Participatory exercises are often categorized or used as communication strategies. They involve a certain type of communication since we’re dealing with the opportunity for citizens to express their points of view, but it is not the political publicity kind of communication. The difference is not difficult to see: the first leads to concrete interventions of citizens in the public sphere and should have consequences; the second is a simple campaigning exercise which follows the instructions of image or communication advisors with the single purpose of promoting a positive image of a certain candidate.

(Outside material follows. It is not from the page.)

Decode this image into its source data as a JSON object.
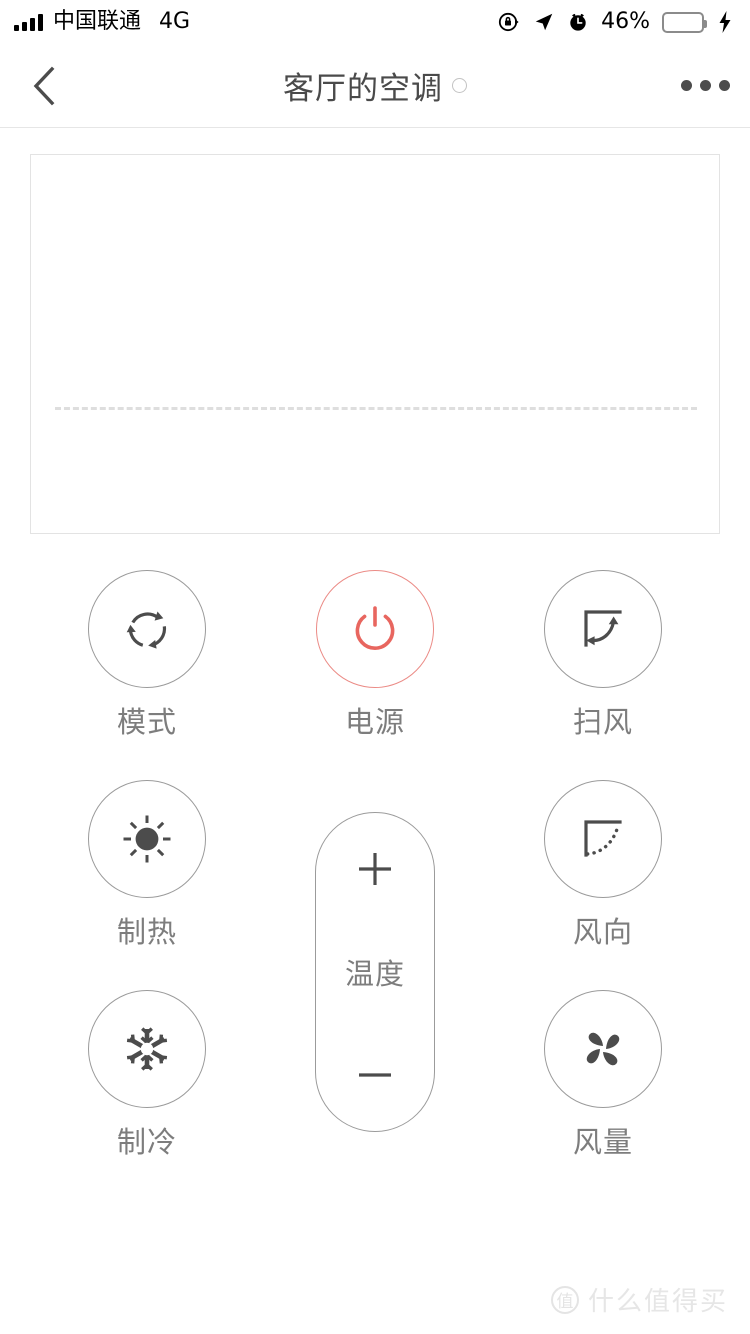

When you try to get politicians truly and deeply engaged in participatory exercises and assume strong and long-term commitments with such initiatives and their results, the feedback you get may be sad but not truly surprising. Politicians will be coming to the events, conferences or whatever form the initiative takes. They will have or demonstrate great will in talking to citizens, answer their questions, explain their theories on current issues and gladly listen to complains or recommendations. They will even give you their official endorsement with a quote or an online post congratulating the organizers and the participants and stressing out the importance of such projects. Indeed, light engagement is easy to get. But politicians do this individually and they won’t go any further, as if they consider their mission to be accomplished and their duty fulfilled. They won’t engage their party for instance, like if it was too risky. And it is highly unlikely that they actually bring citizens’ ideas to the decision-making table or act in order to produce real change based on participatory contributions, even when they are collected with maximum credibility and independence.
When you challenge a public or governmental institution to be a co-organizer or main partner of participatory initiatives – especially at the European level – the most probable thing is that they put you in touch with the communication department which will likely explain to you that they already have several projects where they get to listen to citizens’ opinions. Usually, these are citizens with university degrees and the financial capacity to come to Brussels or Strasbourg to participate. However, this doesn’t seem to bother them, as their mission is to communicate with citizens and civil society. The purpose and goal of that communication is still unclear. Most public institutions still see participation as something that is politically correct: politicians should communicate with citizens. But this sort of communication doesn’t produce the right consequences nor a concrete value or impact in political terms.
We must stop approaching participation as a politically correct communication exercise. Participatory democracy is way more than that. It’s about the good functioning of our democracies. It’s not a healthy and joyful complement to representativeness but rather a pillar of the concept of democracy itself.
We need participation that leads to concrete action, that produces consequences. This doesn’t mean that decision-makers should apply all recommendations nor to interpret citizens’ contributions as an absolute truth. But it does mean that when citizens demonstrate a concern about a certain topic, that issue must be discussed in the political sphere, resulting in concrete proposals. These must be followed by an ongoing dialogue where politicians explain their progresses and give feedback on the impact of the citizens’ voice on the development and implementation of public policies. Only then can you have a participation that brings the citizens’ voice to the table. It is essential to guide and inspire policy making, to control political action, to help decision-makers understand the reality on the field, to assure the maintenance of the trust bound between citizens and their representatives and to avoid civilizational tragedies usually led by the so-called populists.
Without civic participation, democracy dies. We must stop approaching it as a complement to representation or a social or communication exercise. Participation must become part of the way we do politics. The different institutions of the State must have concrete strategies and goals that include impactful participatory initiatives as an essential part of their functioning methods and their action plan. It can’t be a choice anymore, nor depend on the ideology or goodwill of decision-makers.
The information and views set out in this article are those of the author, and do not necessarily reflect the opinion of The Good Lobby.